Paper Trail

Second season of High Fidelity, now canceled, was to focus on Cherise


Da'Vine Joy Randolph in High Fidelity

Many books that were delayed last spring and this summer have been rescheduled for release this fall. On top of that, there has been, over the summer, a 12 percent spike in print-book sales. Now, Alexandra Alter reports at the New York Times, publishers are facing a significant challenge: “how to print all those books.” “Knopf and Pantheon are shifting the release of more than a dozen fall titles, including a memoir by the cookbook author Deborah Madison and a biography of Sylvia Plath, due to ‘severe capacity issues with our printing partners.’ The imprints are also delaying fiction by Robert Harris, Martin Amis, Jo Nesbo, Alexander McCall Smith and Tom Bissell, whose story collection, Creative Types, is being bumped to 2021.”
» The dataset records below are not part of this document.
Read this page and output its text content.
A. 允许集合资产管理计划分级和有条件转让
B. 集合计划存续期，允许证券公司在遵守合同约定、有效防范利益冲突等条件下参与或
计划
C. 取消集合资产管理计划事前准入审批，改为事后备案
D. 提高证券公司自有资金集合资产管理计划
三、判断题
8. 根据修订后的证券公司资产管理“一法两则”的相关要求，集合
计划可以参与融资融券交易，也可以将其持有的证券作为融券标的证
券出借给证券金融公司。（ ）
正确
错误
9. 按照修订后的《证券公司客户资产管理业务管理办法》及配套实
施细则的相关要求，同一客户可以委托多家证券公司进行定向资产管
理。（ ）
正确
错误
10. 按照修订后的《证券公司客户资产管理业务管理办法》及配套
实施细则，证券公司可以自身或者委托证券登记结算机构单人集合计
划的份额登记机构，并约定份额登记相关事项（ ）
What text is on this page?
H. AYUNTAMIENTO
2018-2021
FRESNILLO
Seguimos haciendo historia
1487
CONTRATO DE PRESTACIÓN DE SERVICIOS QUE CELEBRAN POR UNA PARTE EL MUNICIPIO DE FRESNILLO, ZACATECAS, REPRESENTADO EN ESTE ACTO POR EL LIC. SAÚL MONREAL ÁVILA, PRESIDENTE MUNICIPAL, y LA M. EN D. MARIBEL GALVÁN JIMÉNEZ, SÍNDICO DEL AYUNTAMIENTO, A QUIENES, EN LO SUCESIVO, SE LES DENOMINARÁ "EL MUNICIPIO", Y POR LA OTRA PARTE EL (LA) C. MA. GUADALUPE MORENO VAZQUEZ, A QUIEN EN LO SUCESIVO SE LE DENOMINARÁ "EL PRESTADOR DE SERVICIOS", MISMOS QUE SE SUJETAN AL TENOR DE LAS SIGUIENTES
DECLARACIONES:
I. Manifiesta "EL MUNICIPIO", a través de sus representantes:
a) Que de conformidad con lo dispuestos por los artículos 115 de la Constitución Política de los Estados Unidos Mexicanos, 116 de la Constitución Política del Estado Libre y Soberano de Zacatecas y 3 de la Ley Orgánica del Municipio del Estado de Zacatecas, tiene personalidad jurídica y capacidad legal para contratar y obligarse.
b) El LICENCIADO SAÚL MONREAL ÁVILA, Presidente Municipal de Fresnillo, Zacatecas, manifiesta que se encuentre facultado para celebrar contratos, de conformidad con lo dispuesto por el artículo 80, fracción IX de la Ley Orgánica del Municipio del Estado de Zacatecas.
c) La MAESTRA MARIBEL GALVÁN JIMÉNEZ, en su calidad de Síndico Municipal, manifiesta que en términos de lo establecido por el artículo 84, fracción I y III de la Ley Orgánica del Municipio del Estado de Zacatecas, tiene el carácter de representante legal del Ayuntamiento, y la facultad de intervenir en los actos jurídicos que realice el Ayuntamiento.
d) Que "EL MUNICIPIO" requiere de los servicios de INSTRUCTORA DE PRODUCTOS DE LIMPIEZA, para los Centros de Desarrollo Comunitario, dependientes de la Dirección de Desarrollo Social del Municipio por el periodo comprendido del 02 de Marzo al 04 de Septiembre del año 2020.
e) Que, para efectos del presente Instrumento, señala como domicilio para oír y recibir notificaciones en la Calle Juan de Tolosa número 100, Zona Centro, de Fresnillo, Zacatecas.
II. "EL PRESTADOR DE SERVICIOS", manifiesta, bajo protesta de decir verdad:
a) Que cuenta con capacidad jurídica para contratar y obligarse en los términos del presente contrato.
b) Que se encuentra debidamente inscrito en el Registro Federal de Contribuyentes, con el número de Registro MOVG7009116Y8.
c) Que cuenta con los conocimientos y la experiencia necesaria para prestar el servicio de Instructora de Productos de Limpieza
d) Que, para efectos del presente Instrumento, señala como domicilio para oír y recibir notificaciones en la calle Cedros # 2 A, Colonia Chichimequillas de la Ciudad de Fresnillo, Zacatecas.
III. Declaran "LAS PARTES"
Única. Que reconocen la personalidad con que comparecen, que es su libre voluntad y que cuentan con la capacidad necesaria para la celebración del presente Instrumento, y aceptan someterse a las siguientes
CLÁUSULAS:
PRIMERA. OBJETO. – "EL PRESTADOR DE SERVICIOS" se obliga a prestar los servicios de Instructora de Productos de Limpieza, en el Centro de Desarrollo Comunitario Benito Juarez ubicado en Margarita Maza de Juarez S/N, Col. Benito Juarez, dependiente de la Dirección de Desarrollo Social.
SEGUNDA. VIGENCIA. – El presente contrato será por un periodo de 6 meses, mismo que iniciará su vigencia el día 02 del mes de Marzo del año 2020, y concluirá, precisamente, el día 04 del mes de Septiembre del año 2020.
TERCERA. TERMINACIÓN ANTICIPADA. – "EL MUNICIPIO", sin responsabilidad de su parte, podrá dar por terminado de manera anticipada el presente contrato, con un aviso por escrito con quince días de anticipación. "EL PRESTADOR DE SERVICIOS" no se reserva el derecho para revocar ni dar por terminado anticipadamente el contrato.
Thelma Young-Lutunatabua is launching a new online space and newsletter called Radical Reimaginings, which will offer an exchange of views that look “beyond dystopia.” “What the history of the world will look like is up to us to create,” Young-Lutunatabua writes. “In the face of the climate crisis and other social injustices, the future looks uncertain. Radical Reimagining, though, believes we can hold off the abyss of a techno-dystopian future. . . . People are hungry for new mythologies, more accurate histories. They’re tearing down statues and proclaiming that the truths we’ve been told are not the ones we need to pass on. This is a time when the stories we tell each other matter. Our imaginations can act as compasses to help us point the way forward.”

According to a study conducted by researchers at Carnegie Mellon University’s Center for Informed Democracy & Social Cybersecurity, bots may account for almost half of the Twitter accounts advocating for the reopening of America.

The second season of Hulu’s adaptation of Nick Hornby’s novel High Fidelity, which was recently canceled, “was going to make Cherise [played by Da’Vine Joy Randolph] the main character.” Zoe Kravitz, one of the show’s stars, has commented: “It’s cool. At least Hulu has a ton of other shows starring women of color we can watch. Oh wait.”

Elizabeth Egan gives you the “seven takeaways” from Melania and Me, an “epic tell-all” memoir by the First Lady’s ex-friend Stephanie Winston Wolkoff, which will be released on Tuesday.